Weil Gotshal has always been a powerhouse litigation practise with a annual firmwide turnover of $320 million, being 40 per cent of the firm’s total revenue. It’s litigation practise has grown 100 per cent over five years. How do they handle that growth?

The management of Weil Gotshal’s global litigation practice is being decentralised following 100 per cent departmental growth in the past five years.

The department has grown sufficiently large for James Quinn, Weil Gotshal’s chairman of global litigation, to restructure it and devolve greater power to practice group heads.

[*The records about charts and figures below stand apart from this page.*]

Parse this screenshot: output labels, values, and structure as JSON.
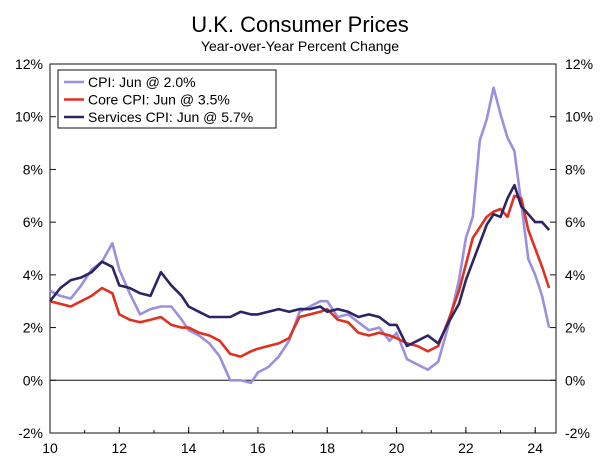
{
  "chart_data": {
    "type": "line",
    "title": "U.K. Consumer Prices",
    "subtitle": "Year-over-Year Percent Change",
    "xlim": [
      2010,
      2024.6
    ],
    "ylim": [
      -2,
      12
    ],
    "x_ticks": [
      10,
      12,
      14,
      16,
      18,
      20,
      22,
      24
    ],
    "y_ticks_left": [
      "12%",
      "10%",
      "8%",
      "6%",
      "4%",
      "2%",
      "0%",
      "-2%"
    ],
    "y_ticks_right": [
      "12%",
      "10%",
      "8%",
      "6%",
      "4%",
      "2%",
      "0%",
      "-2%"
    ],
    "legend_position": "top-left",
    "grid": false,
    "series": [
      {
        "name": "CPI: Jun @ 2.0%",
        "color": "#9b8fe0",
        "x": [
          2010.0,
          2010.3,
          2010.6,
          2010.9,
          2011.2,
          2011.5,
          2011.8,
          2012.0,
          2012.3,
          2012.6,
          2012.9,
          2013.2,
          2013.5,
          2013.8,
          2014.0,
          2014.3,
          2014.6,
          2014.9,
          2015.2,
          2015.5,
          2015.8,
          2016.0,
          2016.3,
          2016.6,
          2016.9,
          2017.2,
          2017.5,
          2017.8,
          2018.0,
          2018.3,
          2018.6,
          2018.9,
          2019.2,
          2019.5,
          2019.8,
          2020.0,
          2020.3,
          2020.6,
          2020.9,
          2021.2,
          2021.5,
          2021.8,
          2022.0,
          2022.2,
          2022.4,
          2022.6,
          2022.8,
          2023.0,
          2023.2,
          2023.4,
          2023.6,
          2023.8,
          2024.0,
          2024.2,
          2024.4
        ],
        "values": [
          3.4,
          3.2,
          3.1,
          3.6,
          4.2,
          4.5,
          5.2,
          4.2,
          3.3,
          2.5,
          2.7,
          2.8,
          2.8,
          2.3,
          1.9,
          1.7,
          1.4,
          0.9,
          0.0,
          0.0,
          -0.1,
          0.3,
          0.5,
          0.9,
          1.5,
          2.6,
          2.8,
          3.0,
          3.0,
          2.4,
          2.5,
          2.2,
          1.9,
          2.0,
          1.5,
          1.8,
          0.8,
          0.6,
          0.4,
          0.7,
          2.1,
          3.8,
          5.4,
          6.2,
          9.1,
          9.9,
          11.1,
          10.1,
          9.2,
          8.7,
          6.7,
          4.6,
          4.0,
          3.2,
          2.0
        ]
      },
      {
        "name": "Core CPI: Jun @ 3.5%",
        "color": "#e0301e",
        "x": [
          2010.0,
          2010.3,
          2010.6,
          2010.9,
          2011.2,
          2011.5,
          2011.8,
          2012.0,
          2012.3,
          2012.6,
          2012.9,
          2013.2,
          2013.5,
          2013.8,
          2014.0,
          2014.3,
          2014.6,
          2014.9,
          2015.2,
          2015.5,
          2015.8,
          2016.0,
          2016.3,
          2016.6,
          2016.9,
          2017.2,
          2017.5,
          2017.8,
          2018.0,
          2018.3,
          2018.6,
          2018.9,
          2019.2,
          2019.5,
          2019.8,
          2020.0,
          2020.3,
          2020.6,
          2020.9,
          2021.2,
          2021.5,
          2021.8,
          2022.0,
          2022.2,
          2022.4,
          2022.6,
          2022.8,
          2023.0,
          2023.2,
          2023.4,
          2023.6,
          2023.8,
          2024.0,
          2024.2,
          2024.4
        ],
        "values": [
          3.0,
          2.9,
          2.8,
          3.0,
          3.2,
          3.5,
          3.3,
          2.5,
          2.3,
          2.2,
          2.3,
          2.4,
          2.1,
          2.0,
          2.0,
          1.8,
          1.7,
          1.5,
          1.0,
          0.9,
          1.1,
          1.2,
          1.3,
          1.4,
          1.6,
          2.4,
          2.5,
          2.6,
          2.7,
          2.3,
          2.2,
          1.8,
          1.7,
          1.8,
          1.7,
          1.6,
          1.4,
          1.3,
          1.1,
          1.3,
          2.3,
          3.4,
          4.4,
          5.4,
          5.8,
          6.2,
          6.4,
          6.5,
          6.2,
          7.0,
          6.9,
          5.7,
          5.0,
          4.3,
          3.5
        ]
      },
      {
        "name": "Services CPI: Jun @ 5.7%",
        "color": "#2b2466",
        "x": [
          2010.0,
          2010.3,
          2010.6,
          2010.9,
          2011.2,
          2011.5,
          2011.8,
          2012.0,
          2012.3,
          2012.6,
          2012.9,
          2013.2,
          2013.5,
          2013.8,
          2014.0,
          2014.3,
          2014.6,
          2014.9,
          2015.2,
          2015.5,
          2015.8,
          2016.0,
          2016.3,
          2016.6,
          2016.9,
          2017.2,
          2017.5,
          2017.8,
          2018.0,
          2018.3,
          2018.6,
          2018.9,
          2019.2,
          2019.5,
          2019.8,
          2020.0,
          2020.3,
          2020.6,
          2020.9,
          2021.2,
          2021.5,
          2021.8,
          2022.0,
          2022.2,
          2022.4,
          2022.6,
          2022.8,
          2023.0,
          2023.2,
          2023.4,
          2023.6,
          2023.8,
          2024.0,
          2024.2,
          2024.4
        ],
        "values": [
          3.0,
          3.5,
          3.8,
          3.9,
          4.1,
          4.5,
          4.3,
          3.6,
          3.5,
          3.3,
          3.2,
          4.1,
          3.6,
          3.2,
          2.8,
          2.6,
          2.4,
          2.4,
          2.4,
          2.6,
          2.5,
          2.5,
          2.6,
          2.7,
          2.6,
          2.7,
          2.7,
          2.8,
          2.6,
          2.7,
          2.6,
          2.4,
          2.5,
          2.4,
          2.1,
          2.1,
          1.3,
          1.5,
          1.7,
          1.4,
          2.2,
          2.9,
          3.8,
          4.5,
          5.2,
          5.9,
          6.3,
          6.2,
          6.9,
          7.4,
          6.6,
          6.3,
          6.0,
          6.0,
          5.7
        ]
      }
    ]
  }
}
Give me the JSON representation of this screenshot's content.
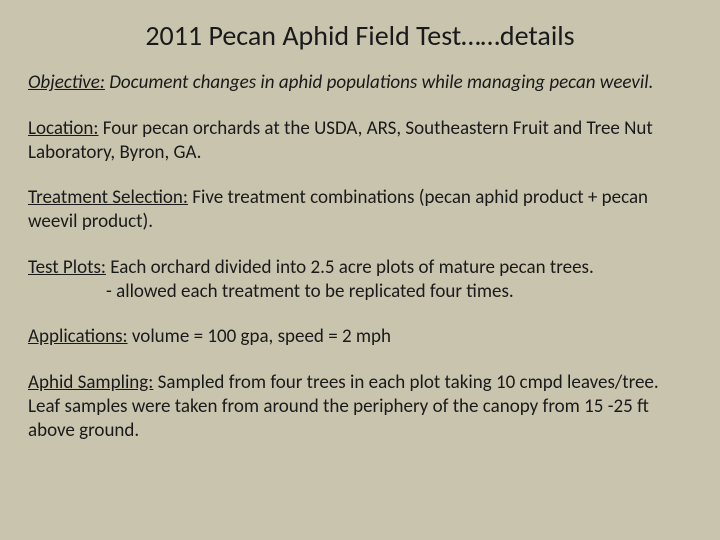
{
  "slide": {
    "background_color": "#c9c4ae",
    "text_color": "#1a1a1a",
    "title": "2011 Pecan Aphid Field Test……details",
    "title_fontsize": 28,
    "body_fontsize": 19,
    "sections": {
      "objective": {
        "label": "Objective:",
        "text": "Document changes in aphid populations while managing pecan weevil.",
        "italic": true
      },
      "location": {
        "label": "Location:",
        "text": "Four pecan orchards at the USDA, ARS, Southeastern Fruit and Tree Nut Laboratory, Byron, GA."
      },
      "treatment": {
        "label": "Treatment Selection:",
        "text": "Five treatment combinations (pecan aphid product + pecan weevil product)."
      },
      "testplots": {
        "label": "Test Plots:",
        "text": "Each orchard divided into 2.5 acre plots of mature pecan trees.",
        "sub": "- allowed each treatment to be replicated four times."
      },
      "applications": {
        "label": "Applications:",
        "text": "volume = 100 gpa, speed = 2 mph"
      },
      "sampling": {
        "label": "Aphid Sampling:",
        "text": "Sampled from four trees in each plot taking 10 cmpd leaves/tree.  Leaf samples were taken from around the periphery of the canopy from 15 -25 ft above ground."
      }
    }
  }
}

To put this into effect, the department has been reorganised into 11 practice groups and the firm is appointing new practice heads. The department has also been realigned to increase focus on regulatory work.

Quinn hopes to kill off the department’s image of being principally focused on bankruptcy litigation, citing patent law as one of its key strengths in the US.

“I want to give some of our younger stars the chance to operate their practices. They have more independence in running practices rather than going centrally for decision making,” Quinn told The Lawyer.

Weil Gotshal is ranked fifth in the US for litigation. London litigation has grown under the leadership of barrister Michael Jones, who has been appointed joint global dispute resolution head. Quinn says that its Paris office is booming from arbitration work. Quinn has just won one of New York’s largest cases of 2004 for film distributor ESPN over contracts it arranged in India.

The 11 new practice groups are: antitrust and competition, appellate, bankruptcy, complex commercial, consumer financial services, employment, global dispute resolution, intellectual property and media, patents, product liability and securities and corporate governance.